In much of Europe, the contingent fee is considered immoral and is prohibited.  From a “skin in the game” standpoint, however, it may be immoral NOT to make lawyers suffer a hit when their advice fails.  We need not execute attorneys for being wrong but it protects the interests of clients if attorneys have a motivation to get it right beyond the mere happiest of current clients.  Attorneys who profit or lose according to their own smart or stupid judgments will be motivated, in a case, in a year, in a career, to be smarter.  Stupidity, like most other things, becomes less common when it is more expensive and the risk of loss has a disciplining effect on the attorney – both in the conduct of the case and in the preparation for many cases over time.

The class action case with no class remedies for the plaintiff pool seems somehow a case in point.  Lacking actual skin in the game, the attorneys allowed themselves to create a remedy in which their own interests and the interests of the counterparty were protected and funded, but their actual clients got nothing.  While we cannot know the psychology of the attorneys, it would seem that the disconnection between them and their client allowed them to reach a settlement where they got millions, a foundation set up by counterparties got millions and their clients got not a dime.  These lawyers had, it seems, no real skin in the game at risk, and now look at what happened.

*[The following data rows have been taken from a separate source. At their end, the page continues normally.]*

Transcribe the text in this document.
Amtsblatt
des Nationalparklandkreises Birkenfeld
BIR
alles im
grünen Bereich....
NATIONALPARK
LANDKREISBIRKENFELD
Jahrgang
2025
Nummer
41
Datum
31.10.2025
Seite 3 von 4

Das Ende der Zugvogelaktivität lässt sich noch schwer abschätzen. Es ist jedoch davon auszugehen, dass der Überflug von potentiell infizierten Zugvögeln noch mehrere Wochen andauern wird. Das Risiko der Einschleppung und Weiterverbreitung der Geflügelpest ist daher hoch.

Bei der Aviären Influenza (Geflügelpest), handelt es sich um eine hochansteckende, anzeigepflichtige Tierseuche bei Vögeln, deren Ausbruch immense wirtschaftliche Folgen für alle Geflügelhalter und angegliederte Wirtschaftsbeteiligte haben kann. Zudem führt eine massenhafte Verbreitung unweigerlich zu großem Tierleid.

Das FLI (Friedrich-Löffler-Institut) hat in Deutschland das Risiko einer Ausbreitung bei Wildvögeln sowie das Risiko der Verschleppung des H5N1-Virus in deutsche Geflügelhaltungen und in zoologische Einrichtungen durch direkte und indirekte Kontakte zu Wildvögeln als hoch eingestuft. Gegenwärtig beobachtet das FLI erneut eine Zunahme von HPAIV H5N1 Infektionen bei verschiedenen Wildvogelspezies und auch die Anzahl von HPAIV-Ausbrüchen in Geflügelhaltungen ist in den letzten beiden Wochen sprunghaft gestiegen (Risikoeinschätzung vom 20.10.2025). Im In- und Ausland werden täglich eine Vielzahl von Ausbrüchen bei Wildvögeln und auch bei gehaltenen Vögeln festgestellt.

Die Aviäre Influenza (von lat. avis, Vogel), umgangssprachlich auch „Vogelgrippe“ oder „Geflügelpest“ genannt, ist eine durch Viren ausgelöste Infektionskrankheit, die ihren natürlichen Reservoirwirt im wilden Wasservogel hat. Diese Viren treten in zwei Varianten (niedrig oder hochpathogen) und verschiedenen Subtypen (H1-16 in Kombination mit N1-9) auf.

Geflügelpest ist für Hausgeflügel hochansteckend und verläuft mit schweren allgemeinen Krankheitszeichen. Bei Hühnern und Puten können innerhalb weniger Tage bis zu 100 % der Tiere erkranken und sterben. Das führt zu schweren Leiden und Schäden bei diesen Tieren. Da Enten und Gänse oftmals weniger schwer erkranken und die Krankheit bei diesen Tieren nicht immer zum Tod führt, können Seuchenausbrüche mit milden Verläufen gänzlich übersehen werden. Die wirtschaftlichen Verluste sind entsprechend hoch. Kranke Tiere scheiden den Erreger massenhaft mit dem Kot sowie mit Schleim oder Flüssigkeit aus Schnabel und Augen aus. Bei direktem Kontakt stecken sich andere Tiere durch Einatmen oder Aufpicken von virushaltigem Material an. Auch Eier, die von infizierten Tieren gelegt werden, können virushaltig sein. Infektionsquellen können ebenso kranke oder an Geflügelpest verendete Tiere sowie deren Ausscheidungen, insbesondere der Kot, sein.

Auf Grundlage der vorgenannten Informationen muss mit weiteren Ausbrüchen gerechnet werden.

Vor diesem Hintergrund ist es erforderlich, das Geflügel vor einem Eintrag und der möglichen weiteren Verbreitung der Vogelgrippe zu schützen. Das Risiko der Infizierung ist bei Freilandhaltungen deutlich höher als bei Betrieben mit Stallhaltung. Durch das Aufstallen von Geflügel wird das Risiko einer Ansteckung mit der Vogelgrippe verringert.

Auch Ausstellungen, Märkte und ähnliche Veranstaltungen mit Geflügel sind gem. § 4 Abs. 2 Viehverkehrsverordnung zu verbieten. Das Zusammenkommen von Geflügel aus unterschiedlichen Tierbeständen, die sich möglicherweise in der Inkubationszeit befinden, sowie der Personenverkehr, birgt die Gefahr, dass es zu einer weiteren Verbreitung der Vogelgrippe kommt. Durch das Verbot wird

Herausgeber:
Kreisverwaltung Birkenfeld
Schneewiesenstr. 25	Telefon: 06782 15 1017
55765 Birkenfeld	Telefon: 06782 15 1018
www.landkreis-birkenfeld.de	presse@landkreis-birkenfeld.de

In criminal defense and family law matters, contingent fees are prohibited; in the former case the fear of defendants pleading guilty when innocent in order to avoid legal fees justifies the prohibition whereas in the latter case the public policy in favor of reconciliation works against the attorney’s motivation for fees from a successful contested property split.  Interestingly, there are post-trial remedies to prevent some forms of attorney misfeasance that don’t exist in, say, car accident or contract disputes.  In criminal cases, habeas corpus, post-conviction relief for ineffective assistance of counsel and coram nobis relief may provide the court some ability, however painfully limited, to review the reasonableness of a sentence or confinement or the effectiveness of legal counsel.  In divorce cases, courts maintain continued jurisdiction over minor children, child support and alimony.  Malpractice actions against attorneys, of course, also put attorney skin in the game to some extent both in contingent fee-permissible cases and in those when contingent fees are prohibited.  The risk of wasting client money, however, is not addressed either by post-conviction relief, motions to modify or malpractice suits; at most there are fee arbitration committees, straight contract/unjust enrichment actions at law and in extreme cases disciplinary actions in some states for patently unreasonable fees.

In sum, the principle of “skin in the game” is easier to enforce when the definition of the “game” is simpler, purely financial and does not implicate major non-financial paramount equities.  Since law often deals with complex desired remedies involving non-financial concerns, the contingent fee is in some cases unnecessary, insufficient or outright contraindicated as a way to make sure that attorneys have “skin in the game” in the effects of their good or bad professional judgments, practices or decisions.